Although the church plant in Orlando is new and its focus on growing a multiracial congregation uniquely intentional, Bishop Jackson believes his previous experience can help fulfill the current model he's pursuing.

Jackson and his wife founded a congregation over 30 years ago in upstate New York that broke ground due to the fact that he was a black man leading a congregation that was 95 percent white, with a "handful of African-Americans." That reality was so jarring to some in the Corning, N.Y., community that Christian Hope Center, as it is still called and now under white leadership, endured being labeled a "cult" at its start and dismissed by some as "that black church."

"Some people even got written out of the wills of their families and were ostracized – again you're talking 1981," said Jackson. "But the church took hold and did very well. The converts stayed true, stayed strong."

Such a congregation "was definitely considered radical in those days because in 1981, black people and white people just didn't go to church together," he added, noting cultural differences, worship styles and segregation laws as some of the factors in why he believes the black Church was "orphaned by the white-led church in America."
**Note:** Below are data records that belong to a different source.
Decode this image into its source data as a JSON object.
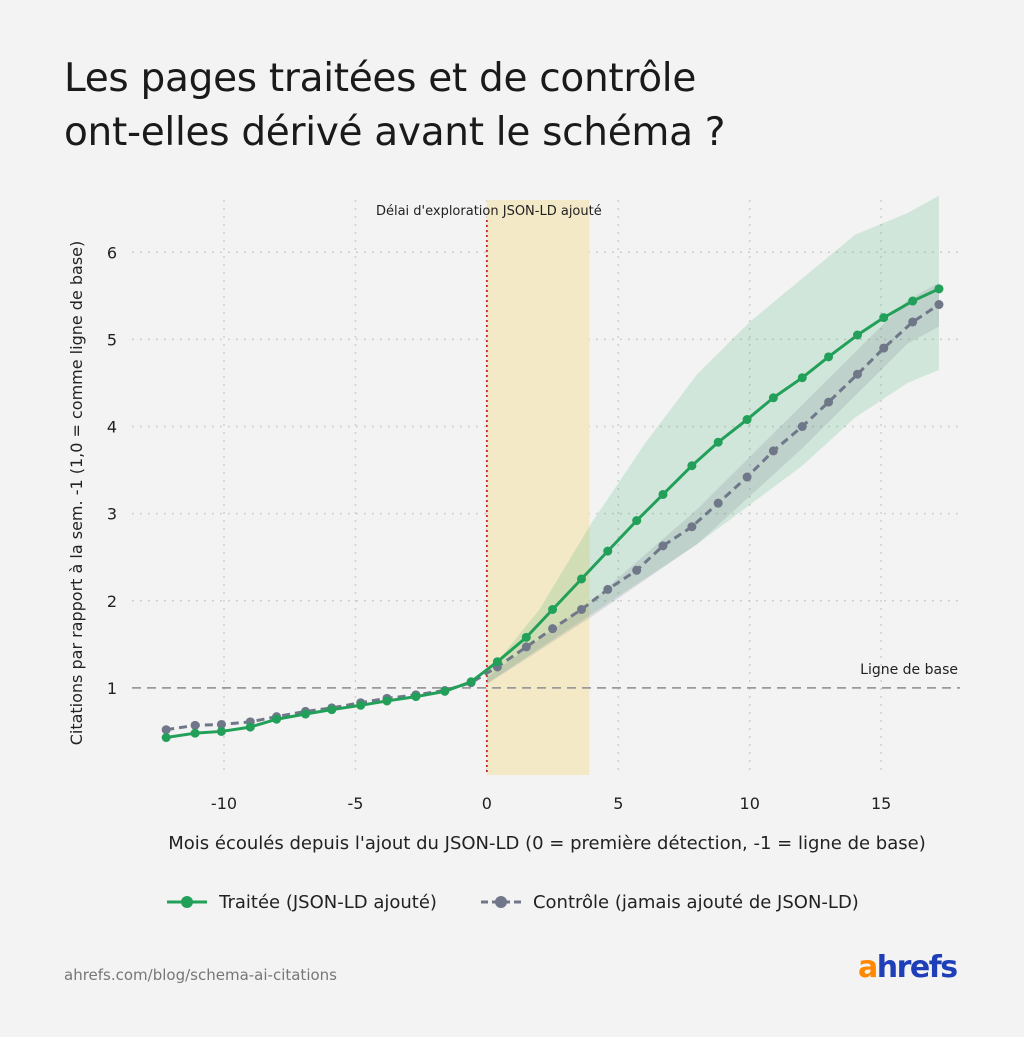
{
  "title_lines": [
    "Les pages traitées et de contrôle",
    "ont-elles dérivé avant le schéma ?"
  ],
  "source": "ahrefs.com/blog/schema-ai-citations",
  "brand": {
    "accent": "a",
    "rest": "hrefs",
    "accent_color": "#ff8800",
    "color": "#1f3fb8"
  },
  "chart_data": {
    "type": "line",
    "xlabel": "Mois écoulés depuis l'ajout du JSON-LD (0 = première détection, -1 = ligne de base)",
    "ylabel": "Citations par rapport à la sem. -1 (1,0 = comme ligne de base)",
    "xlim": [
      -13.5,
      18
    ],
    "ylim": [
      0,
      6.6
    ],
    "x_ticks": [
      -10,
      -5,
      0,
      5,
      10,
      15
    ],
    "x_tick_labels": [
      "-10",
      "-5",
      "0",
      "5",
      "10",
      "15"
    ],
    "y_ticks": [
      1,
      2,
      3,
      4,
      5,
      6
    ],
    "y_tick_labels": [
      "1",
      "2",
      "3",
      "4",
      "5",
      "6"
    ],
    "grid": true,
    "baseline": {
      "y": 1,
      "label": "Ligne de base"
    },
    "event_line": {
      "x": 0,
      "color": "#cc2222"
    },
    "shaded_region": {
      "x": [
        0,
        3.9
      ],
      "label": "Délai d'exploration JSON-LD ajouté",
      "color": "#f3e8c2"
    },
    "legend_position": "bottom",
    "series": [
      {
        "name": "Traitée (JSON-LD ajouté)",
        "color": "#22a05a",
        "style": "solid",
        "x": [
          -12.2,
          -11.1,
          -10.1,
          -9.0,
          -8.0,
          -6.9,
          -5.9,
          -4.8,
          -3.8,
          -2.7,
          -1.6,
          -0.6,
          0.4,
          1.5,
          2.5,
          3.6,
          4.6,
          5.7,
          6.7,
          7.8,
          8.8,
          9.9,
          10.9,
          12.0,
          13.0,
          14.1,
          15.1,
          16.2,
          17.2
        ],
        "y": [
          0.43,
          0.48,
          0.5,
          0.55,
          0.64,
          0.7,
          0.75,
          0.8,
          0.85,
          0.9,
          0.96,
          1.07,
          1.3,
          1.58,
          1.9,
          2.25,
          2.57,
          2.92,
          3.22,
          3.55,
          3.82,
          4.08,
          4.33,
          4.56,
          4.8,
          5.05,
          5.25,
          5.44,
          5.58
        ],
        "band_x": [
          0,
          2,
          4,
          6,
          8,
          10,
          12,
          14,
          16,
          17.2
        ],
        "band_upper": [
          1.15,
          1.9,
          2.9,
          3.8,
          4.6,
          5.2,
          5.7,
          6.2,
          6.45,
          6.65
        ],
        "band_lower": [
          1.05,
          1.45,
          1.85,
          2.25,
          2.65,
          3.1,
          3.55,
          4.1,
          4.5,
          4.65
        ]
      },
      {
        "name": "Contrôle (jamais ajouté de JSON-LD)",
        "color": "#6f7788",
        "style": "dashed",
        "x": [
          -12.2,
          -11.1,
          -10.1,
          -9.0,
          -8.0,
          -6.9,
          -5.9,
          -4.8,
          -3.8,
          -2.7,
          -1.6,
          -0.6,
          0.4,
          1.5,
          2.5,
          3.6,
          4.6,
          5.7,
          6.7,
          7.8,
          8.8,
          9.9,
          10.9,
          12.0,
          13.0,
          14.1,
          15.1,
          16.2,
          17.2
        ],
        "y": [
          0.52,
          0.57,
          0.58,
          0.61,
          0.67,
          0.73,
          0.77,
          0.83,
          0.88,
          0.92,
          0.97,
          1.06,
          1.24,
          1.47,
          1.68,
          1.9,
          2.13,
          2.35,
          2.63,
          2.85,
          3.12,
          3.42,
          3.72,
          4.0,
          4.28,
          4.6,
          4.9,
          5.2,
          5.4
        ],
        "band_x": [
          0,
          4,
          8,
          12,
          16,
          17.2
        ],
        "band_upper": [
          1.12,
          2.0,
          3.05,
          4.25,
          5.45,
          5.65
        ],
        "band_lower": [
          1.04,
          1.82,
          2.65,
          3.75,
          4.95,
          5.15
        ]
      }
    ]
  }
}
Growing Church Diversity Trend

According to a June 2009 report from the National Congregations Study, predominantly white congregations have become slightly more diverse, although much of the diversity is attributed to changes in Catholic parishes and growing Hispanic and immigrant populations. If a congregation is comprised of more than 80 percent of a single racial group, then it is lacking diversity, according to the NCS. The percent of congregations with more than 80 percent white participation, the organization reports, dropped from 72 percent to 63 percent between the period of 1998 and 2006-2007. The trend is reflected in congregations that show an increase in some Hispanic, immigrant, Asian and African-American participation.